Most of the state is pretty much desert. Most people live by the coast.
When white people got here there had been some years of very good rain, so people thought they could farm much farther north than you actually can.
The ruins of the stone farm houses they built can be seen to this day. Their farming and grazing practices fucked up a lot of delicate ecosystem, by scrub clearance, ploughing and over grazing, spread weeds everywhere and encouraged erosion. The feral animals they brought in are ravaging the environment as we speak.
A bloke called Goyder pulled together what climate data he could and drew a line, called the Goyder line strangely enough, beyond which agriculture was impossible.

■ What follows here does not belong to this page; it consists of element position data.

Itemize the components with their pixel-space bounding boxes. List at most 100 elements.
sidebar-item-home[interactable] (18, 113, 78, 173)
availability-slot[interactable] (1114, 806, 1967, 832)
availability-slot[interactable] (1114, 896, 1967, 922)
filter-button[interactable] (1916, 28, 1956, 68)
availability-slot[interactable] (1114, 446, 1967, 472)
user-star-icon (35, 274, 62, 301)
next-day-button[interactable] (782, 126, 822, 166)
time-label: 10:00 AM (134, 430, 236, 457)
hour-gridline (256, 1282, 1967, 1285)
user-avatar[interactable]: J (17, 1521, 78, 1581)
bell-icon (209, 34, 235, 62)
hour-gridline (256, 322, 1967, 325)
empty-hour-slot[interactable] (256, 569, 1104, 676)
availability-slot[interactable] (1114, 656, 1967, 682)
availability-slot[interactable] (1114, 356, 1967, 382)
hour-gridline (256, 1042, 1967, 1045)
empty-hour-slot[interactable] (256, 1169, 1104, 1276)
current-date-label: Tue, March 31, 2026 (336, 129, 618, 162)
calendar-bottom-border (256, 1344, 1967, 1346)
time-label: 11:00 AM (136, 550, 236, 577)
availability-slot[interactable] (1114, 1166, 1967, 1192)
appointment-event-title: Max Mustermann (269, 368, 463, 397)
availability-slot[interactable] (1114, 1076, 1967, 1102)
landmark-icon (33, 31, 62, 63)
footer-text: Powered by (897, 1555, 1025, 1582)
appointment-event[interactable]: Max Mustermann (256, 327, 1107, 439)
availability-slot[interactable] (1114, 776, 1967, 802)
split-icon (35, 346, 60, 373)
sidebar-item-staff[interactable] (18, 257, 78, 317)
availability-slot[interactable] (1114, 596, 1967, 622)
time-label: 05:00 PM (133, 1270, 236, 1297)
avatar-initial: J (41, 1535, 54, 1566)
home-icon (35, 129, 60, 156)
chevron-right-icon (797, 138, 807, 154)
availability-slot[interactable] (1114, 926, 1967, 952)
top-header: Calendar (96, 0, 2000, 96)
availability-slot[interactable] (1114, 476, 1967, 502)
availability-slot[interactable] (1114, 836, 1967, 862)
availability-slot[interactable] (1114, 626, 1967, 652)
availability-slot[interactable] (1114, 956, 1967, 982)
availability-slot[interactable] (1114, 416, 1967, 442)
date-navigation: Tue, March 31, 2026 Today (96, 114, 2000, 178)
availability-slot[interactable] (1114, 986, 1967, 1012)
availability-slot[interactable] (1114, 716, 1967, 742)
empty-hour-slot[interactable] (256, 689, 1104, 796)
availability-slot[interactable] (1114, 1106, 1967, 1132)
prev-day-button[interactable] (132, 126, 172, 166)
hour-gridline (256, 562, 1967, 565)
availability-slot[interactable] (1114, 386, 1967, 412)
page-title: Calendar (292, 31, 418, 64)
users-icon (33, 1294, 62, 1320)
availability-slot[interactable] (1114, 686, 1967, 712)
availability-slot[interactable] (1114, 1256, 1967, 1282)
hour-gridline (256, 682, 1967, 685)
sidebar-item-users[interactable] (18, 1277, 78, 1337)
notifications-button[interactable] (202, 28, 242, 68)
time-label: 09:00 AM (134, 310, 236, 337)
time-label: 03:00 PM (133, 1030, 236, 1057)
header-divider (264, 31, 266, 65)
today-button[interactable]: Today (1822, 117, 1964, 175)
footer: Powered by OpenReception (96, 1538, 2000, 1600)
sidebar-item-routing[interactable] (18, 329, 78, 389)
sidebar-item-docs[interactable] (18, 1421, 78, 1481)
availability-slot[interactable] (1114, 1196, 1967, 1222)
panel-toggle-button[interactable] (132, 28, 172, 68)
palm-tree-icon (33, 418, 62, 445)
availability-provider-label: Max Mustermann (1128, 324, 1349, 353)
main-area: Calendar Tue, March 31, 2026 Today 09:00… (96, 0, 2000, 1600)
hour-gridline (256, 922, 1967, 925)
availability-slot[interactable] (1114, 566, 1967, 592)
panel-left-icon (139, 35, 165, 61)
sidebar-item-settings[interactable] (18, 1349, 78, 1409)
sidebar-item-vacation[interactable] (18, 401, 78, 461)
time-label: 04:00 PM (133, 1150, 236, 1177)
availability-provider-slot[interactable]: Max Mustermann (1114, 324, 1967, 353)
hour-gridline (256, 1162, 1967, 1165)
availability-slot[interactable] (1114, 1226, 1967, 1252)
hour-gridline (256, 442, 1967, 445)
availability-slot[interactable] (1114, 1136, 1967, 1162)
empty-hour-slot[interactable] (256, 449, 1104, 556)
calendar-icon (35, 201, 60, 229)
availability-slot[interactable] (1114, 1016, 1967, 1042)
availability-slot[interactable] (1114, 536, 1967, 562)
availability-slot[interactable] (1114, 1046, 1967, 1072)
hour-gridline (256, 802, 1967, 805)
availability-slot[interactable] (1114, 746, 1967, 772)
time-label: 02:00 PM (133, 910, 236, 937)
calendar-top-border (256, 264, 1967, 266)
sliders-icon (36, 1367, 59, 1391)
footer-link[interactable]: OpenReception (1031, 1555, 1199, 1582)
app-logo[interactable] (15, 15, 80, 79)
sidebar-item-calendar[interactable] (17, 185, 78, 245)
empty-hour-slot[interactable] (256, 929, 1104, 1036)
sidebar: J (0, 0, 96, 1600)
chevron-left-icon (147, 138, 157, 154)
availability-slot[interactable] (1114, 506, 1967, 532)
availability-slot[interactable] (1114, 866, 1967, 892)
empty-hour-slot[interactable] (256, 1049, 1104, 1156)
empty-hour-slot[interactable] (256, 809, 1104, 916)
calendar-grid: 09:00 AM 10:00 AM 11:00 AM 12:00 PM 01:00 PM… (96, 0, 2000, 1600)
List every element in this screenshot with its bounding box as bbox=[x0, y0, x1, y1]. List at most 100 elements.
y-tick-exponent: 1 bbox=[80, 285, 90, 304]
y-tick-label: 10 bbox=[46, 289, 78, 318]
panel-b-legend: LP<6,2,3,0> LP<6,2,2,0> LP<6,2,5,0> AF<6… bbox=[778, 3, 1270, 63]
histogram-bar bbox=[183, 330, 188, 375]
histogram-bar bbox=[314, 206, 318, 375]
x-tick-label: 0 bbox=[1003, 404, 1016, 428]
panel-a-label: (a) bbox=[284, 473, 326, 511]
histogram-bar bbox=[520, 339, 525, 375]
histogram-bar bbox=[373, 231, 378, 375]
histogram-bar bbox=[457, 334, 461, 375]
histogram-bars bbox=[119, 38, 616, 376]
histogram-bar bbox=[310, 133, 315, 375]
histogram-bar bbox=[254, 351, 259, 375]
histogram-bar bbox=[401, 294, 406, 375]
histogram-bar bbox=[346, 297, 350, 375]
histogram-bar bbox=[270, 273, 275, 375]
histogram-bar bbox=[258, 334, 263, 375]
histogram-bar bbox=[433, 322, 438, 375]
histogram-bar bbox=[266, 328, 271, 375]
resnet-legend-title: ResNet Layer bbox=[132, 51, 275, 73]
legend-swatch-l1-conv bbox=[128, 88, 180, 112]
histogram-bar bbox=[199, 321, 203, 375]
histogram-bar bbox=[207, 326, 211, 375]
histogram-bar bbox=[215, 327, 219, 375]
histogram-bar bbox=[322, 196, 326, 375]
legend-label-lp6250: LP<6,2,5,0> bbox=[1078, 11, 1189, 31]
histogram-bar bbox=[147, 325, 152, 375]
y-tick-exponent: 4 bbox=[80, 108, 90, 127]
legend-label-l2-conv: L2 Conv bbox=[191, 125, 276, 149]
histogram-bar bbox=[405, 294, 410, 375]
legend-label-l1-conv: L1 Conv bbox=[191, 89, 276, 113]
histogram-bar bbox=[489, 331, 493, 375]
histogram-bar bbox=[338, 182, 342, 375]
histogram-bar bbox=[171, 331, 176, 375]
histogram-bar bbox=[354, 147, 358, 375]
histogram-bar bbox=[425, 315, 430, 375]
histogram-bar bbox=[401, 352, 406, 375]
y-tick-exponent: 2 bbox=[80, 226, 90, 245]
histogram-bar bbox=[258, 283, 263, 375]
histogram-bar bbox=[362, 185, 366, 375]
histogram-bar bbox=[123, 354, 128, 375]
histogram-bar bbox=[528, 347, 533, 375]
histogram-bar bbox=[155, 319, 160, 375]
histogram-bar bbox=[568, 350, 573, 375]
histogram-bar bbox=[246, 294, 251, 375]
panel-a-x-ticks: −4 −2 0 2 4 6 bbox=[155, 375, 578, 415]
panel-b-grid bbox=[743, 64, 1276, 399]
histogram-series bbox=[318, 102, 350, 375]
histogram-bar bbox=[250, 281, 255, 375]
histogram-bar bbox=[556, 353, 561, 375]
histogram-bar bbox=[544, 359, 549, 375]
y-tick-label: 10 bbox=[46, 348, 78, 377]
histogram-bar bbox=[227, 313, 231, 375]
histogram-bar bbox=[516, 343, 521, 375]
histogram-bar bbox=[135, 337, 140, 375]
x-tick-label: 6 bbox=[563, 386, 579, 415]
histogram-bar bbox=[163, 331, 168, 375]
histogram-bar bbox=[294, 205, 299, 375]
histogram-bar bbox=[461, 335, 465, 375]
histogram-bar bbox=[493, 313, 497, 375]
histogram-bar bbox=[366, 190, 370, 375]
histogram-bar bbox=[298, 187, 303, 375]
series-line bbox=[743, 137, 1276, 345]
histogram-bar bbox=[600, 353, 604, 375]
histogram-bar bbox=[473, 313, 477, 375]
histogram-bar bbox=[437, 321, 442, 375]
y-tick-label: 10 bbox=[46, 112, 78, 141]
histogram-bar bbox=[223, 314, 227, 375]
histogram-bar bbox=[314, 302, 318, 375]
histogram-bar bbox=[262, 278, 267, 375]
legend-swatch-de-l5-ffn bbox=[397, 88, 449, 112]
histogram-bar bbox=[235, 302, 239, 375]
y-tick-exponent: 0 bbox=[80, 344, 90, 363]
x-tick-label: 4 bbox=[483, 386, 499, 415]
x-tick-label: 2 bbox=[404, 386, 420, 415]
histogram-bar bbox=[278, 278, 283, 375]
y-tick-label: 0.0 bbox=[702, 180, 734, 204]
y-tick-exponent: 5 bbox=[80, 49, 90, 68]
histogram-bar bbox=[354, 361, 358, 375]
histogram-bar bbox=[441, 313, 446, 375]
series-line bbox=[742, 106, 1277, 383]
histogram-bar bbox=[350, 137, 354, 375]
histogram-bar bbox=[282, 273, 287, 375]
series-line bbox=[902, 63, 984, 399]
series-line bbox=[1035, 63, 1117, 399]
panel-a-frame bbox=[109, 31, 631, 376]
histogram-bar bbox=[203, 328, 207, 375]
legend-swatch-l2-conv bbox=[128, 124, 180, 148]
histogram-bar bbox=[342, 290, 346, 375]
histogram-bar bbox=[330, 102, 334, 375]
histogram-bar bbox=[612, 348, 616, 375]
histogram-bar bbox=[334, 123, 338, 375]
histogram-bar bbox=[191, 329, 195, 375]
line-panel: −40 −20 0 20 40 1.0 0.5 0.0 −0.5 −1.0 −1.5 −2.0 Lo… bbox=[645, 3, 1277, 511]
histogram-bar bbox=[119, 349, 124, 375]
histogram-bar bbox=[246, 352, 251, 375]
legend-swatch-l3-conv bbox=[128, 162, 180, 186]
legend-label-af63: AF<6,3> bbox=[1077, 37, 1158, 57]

This line is steadily moving south with climate change.
Reasons to be cheerful...we export knowledge re arid land farming all over.
Where I live is a premier wine, olive, cheese etc region....though except where agriculture is protected is turning into endless housing estates with the normal social issues that come with this.
I live in walking distance of the beach amidst low rolling hills. It’s lovely.
I’m 45 kilometres from the city centre.
South Australia was invaded by English dreamers with a plan for a utopian community dreamed up by Edward GibbonWakefield, who already had failed communities in the US, I believe. The city was planned so it’s a lot more grid like than the usual Australian capital, which tended to grow like topsy.